Gerade im Haftpflichtschaden ist nicht der Neuwert, sondern oft der Zeitwert entscheidend.

Was fließt in die Zeitwertberechnung ein?

  • Neuwert / Wiederbeschaffungswert

  • Alter und typische Nutzungsdauer

  • Erhaltungszustand

  • Restnutzungsdauer

  • ggf. Restwert

Übliche Berechnungslogik

Häufig wird linear gerechnet:

Zeitwert ≈ Neuwert × (Restnutzungsdauer / Gesamtnutzungsdauer)

Alternativ erfolgt ein prozentualer Abzug „neu für alt“, wenn durch den Ersatz eine Wertverbesserung entsteht.

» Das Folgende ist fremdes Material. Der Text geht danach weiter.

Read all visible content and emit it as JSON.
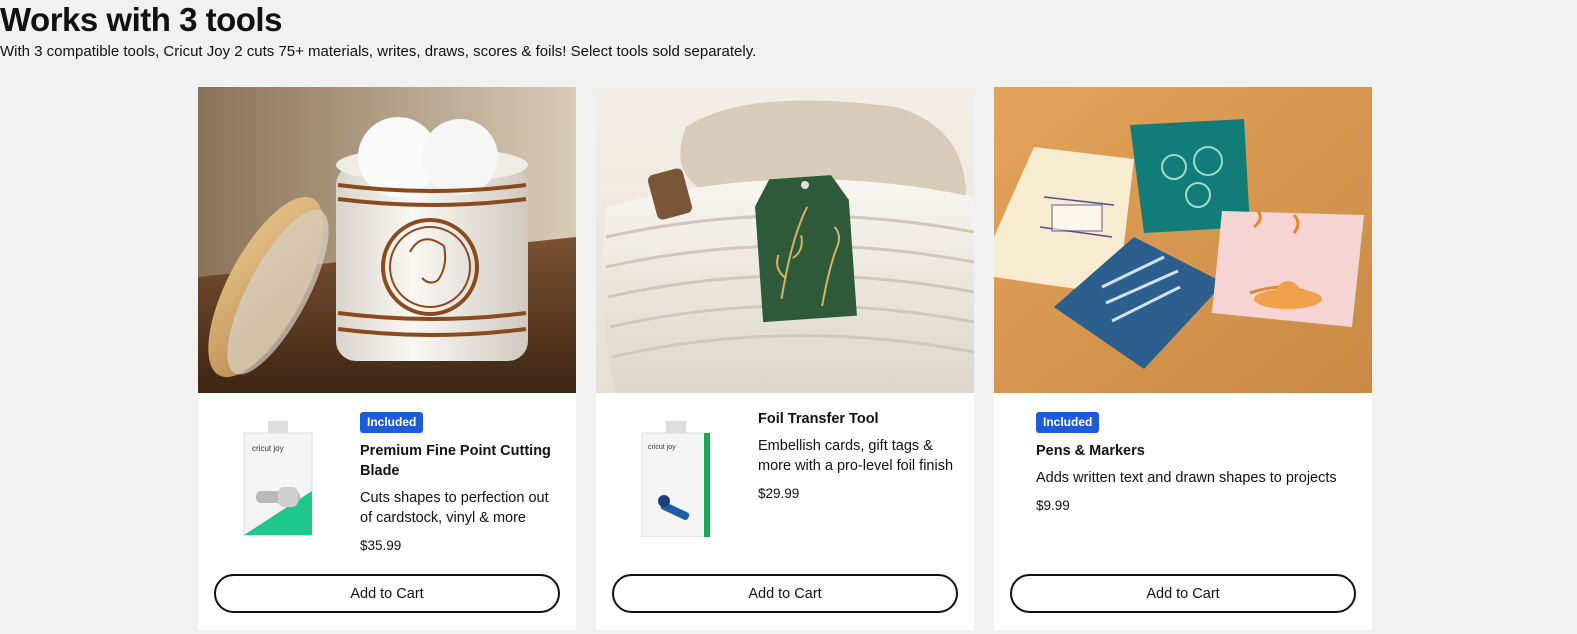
{
  "section": {
    "title": "Works with 3 tools",
    "subtitle": "With 3 compatible tools, Cricut Joy 2 cuts 75+ materials, writes, draws, scores & foils! Select tools sold separately."
  },
  "products": [
    {
      "badge": "Included",
      "name": "Premium Fine Point Cutting Blade",
      "description": "Cuts shapes to perfection out of cardstock, vinyl & more",
      "price": "$35.99",
      "cta": "Add to Cart",
      "thumb_brand": "cricut joy"
    },
    {
      "badge": "",
      "name": "Foil Transfer Tool",
      "description": "Embellish cards, gift tags & more with a pro-level foil finish",
      "price": "$29.99",
      "cta": "Add to Cart",
      "thumb_brand": "cricut joy"
    },
    {
      "badge": "Included",
      "name": "Pens & Markers",
      "description": "Adds written text and drawn shapes to projects",
      "price": "$9.99",
      "cta": "Add to Cart"
    }
  ],
  "colors": {
    "page_bg": "#f1f1f1",
    "badge": "#1e5bd6",
    "text": "#111111"
  }
}
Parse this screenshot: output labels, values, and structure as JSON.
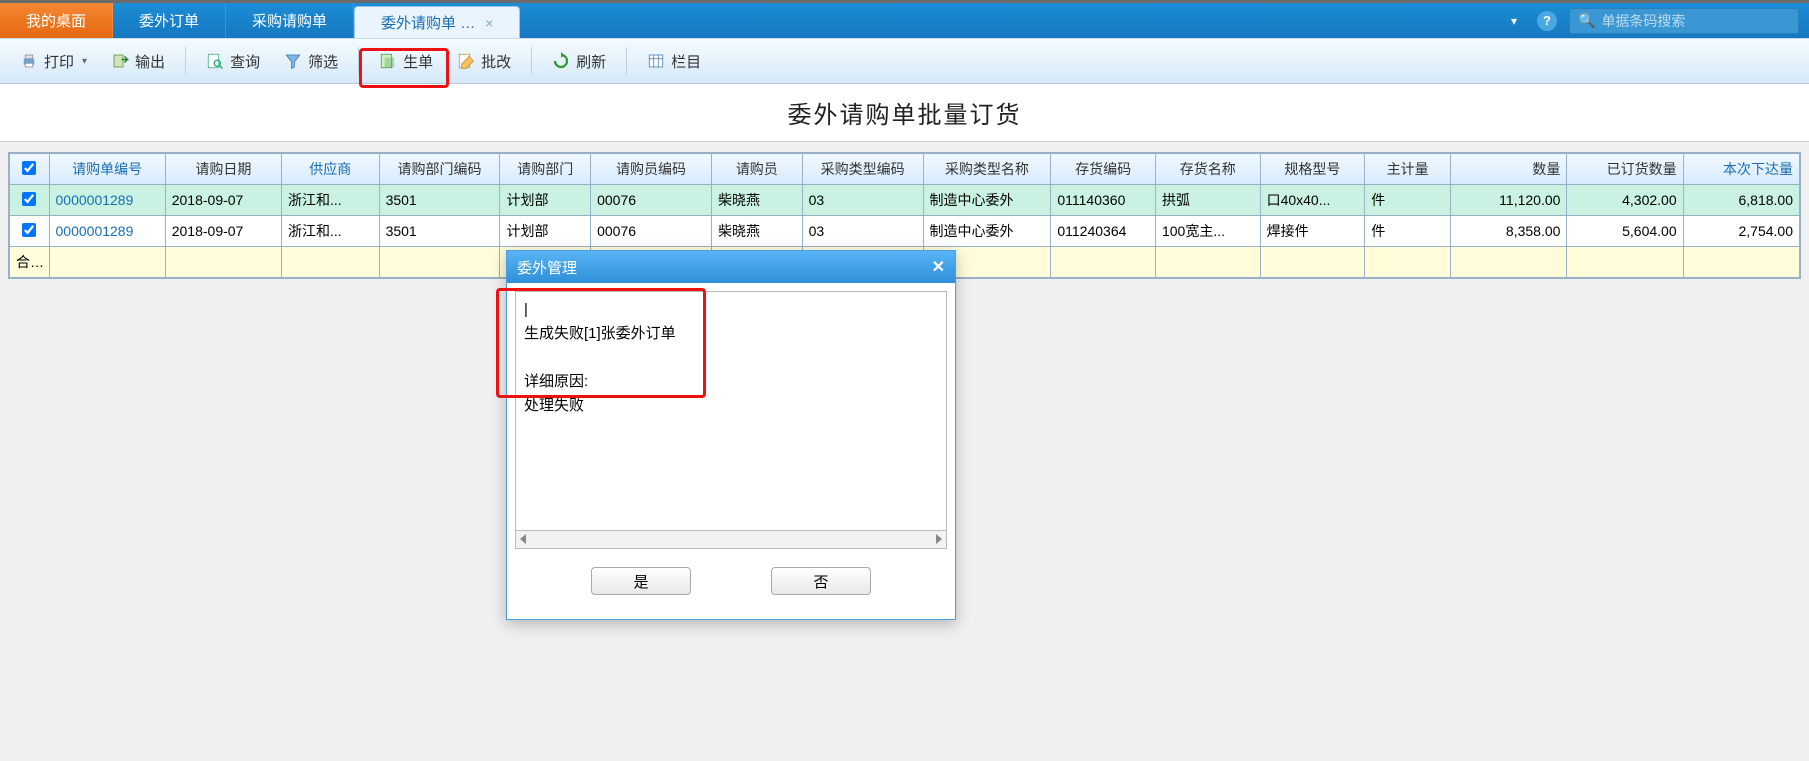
{
  "tabs": {
    "desktop": "我的桌面",
    "outsource_order": "委外订单",
    "purchase_req": "采购请购单",
    "outsource_req": "委外请购单 …"
  },
  "topbar": {
    "search_placeholder": "单据条码搜索",
    "help": "?"
  },
  "toolbar": {
    "print": "打印",
    "export": "输出",
    "query": "查询",
    "filter": "筛选",
    "generate": "生单",
    "batch_edit": "批改",
    "refresh": "刷新",
    "columns": "栏目"
  },
  "page_title": "委外请购单批量订货",
  "table": {
    "headers": {
      "chk": "",
      "req_no": "请购单编号",
      "req_date": "请购日期",
      "supplier": "供应商",
      "dept_code": "请购部门编码",
      "dept": "请购部门",
      "buyer_code": "请购员编码",
      "buyer": "请购员",
      "ptype_code": "采购类型编码",
      "ptype_name": "采购类型名称",
      "inv_code": "存货编码",
      "inv_name": "存货名称",
      "spec": "规格型号",
      "uom": "主计量",
      "qty": "数量",
      "ordered_qty": "已订货数量",
      "this_qty": "本次下达量"
    },
    "rows": [
      {
        "checked": true,
        "req_no": "0000001289",
        "req_date": "2018-09-07",
        "supplier": "浙江和...",
        "dept_code": "3501",
        "dept": "计划部",
        "buyer_code": "00076",
        "buyer": "柴晓燕",
        "ptype_code": "03",
        "ptype_name": "制造中心委外",
        "inv_code": "011140360",
        "inv_name": "拱弧",
        "spec": "口40x40...",
        "uom": "件",
        "qty": "11,120.00",
        "ordered_qty": "4,302.00",
        "this_qty": "6,818.00"
      },
      {
        "checked": true,
        "req_no": "0000001289",
        "req_date": "2018-09-07",
        "supplier": "浙江和...",
        "dept_code": "3501",
        "dept": "计划部",
        "buyer_code": "00076",
        "buyer": "柴晓燕",
        "ptype_code": "03",
        "ptype_name": "制造中心委外",
        "inv_code": "011240364",
        "inv_name": "100宽主...",
        "spec": "焊接件",
        "uom": "件",
        "qty": "8,358.00",
        "ordered_qty": "5,604.00",
        "this_qty": "2,754.00"
      }
    ],
    "total_label": "合计"
  },
  "dialog": {
    "title": "委外管理",
    "message": "|\n生成失败[1]张委外订单\n\n详细原因:\n处理失败",
    "yes": "是",
    "no": "否"
  }
}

Ergebnis für die Regulierung

transparente Herleitung

klare Trennung zwischen Schadenbeseitigung und Wertverbesserung

belastbare Argumentationsgrundlage bei Kürzungen oder Gegenforderungen

Prüfung versicherungstechnischer Ansprüche – was wirklich zählt

Der Sachverständige prüft technisch, nicht juristisch:

Passt Schadenbild zur gemeldeten Gefahr?

Was ist schadenbedingt – was nicht?

Sind Mengen, Leistungen und Kosten plausibel?

Sind Folgeschäden technisch kausal und vermeidbar gewesen?

Das Ergebnis sind klare, strukturierte Unterlagen mit Fotos, Messwerten, Begründungen und konkreten To-dos.

Fazit:
Ein Versicherungsschaden kommt meist unerwartet – und oft in einem Moment, in dem ohnehin schon genug los ist. Verunsicherung, offene Fragen und die Sorge, etwas falsch zu machen, sind völlig normal. Genau hier musst Du nicht alleine durch. Als Sachverständiger kenne ich die Abläufe, Voraussetzungen und Denkweisen der Regulierung genau. Ich weiß, worauf Versicherer achten, welche Nachweise wirklich entscheidend sind und wie Schäden technisch sauber eingeordnet werden. Das nimmt Druck aus der Situation. Aus dem ersten Schock wird Schritt für Schritt wieder Übersicht – und aus Anspannung ein tiefes Durchatmen. Du weißt: Der Schaden wird fachlich begleitet, nachvollziehbar bewertet und klar kommuniziert. Und genau das schafft Ruhe, Struktur und Sicherheit in einer Ausnahmesituation.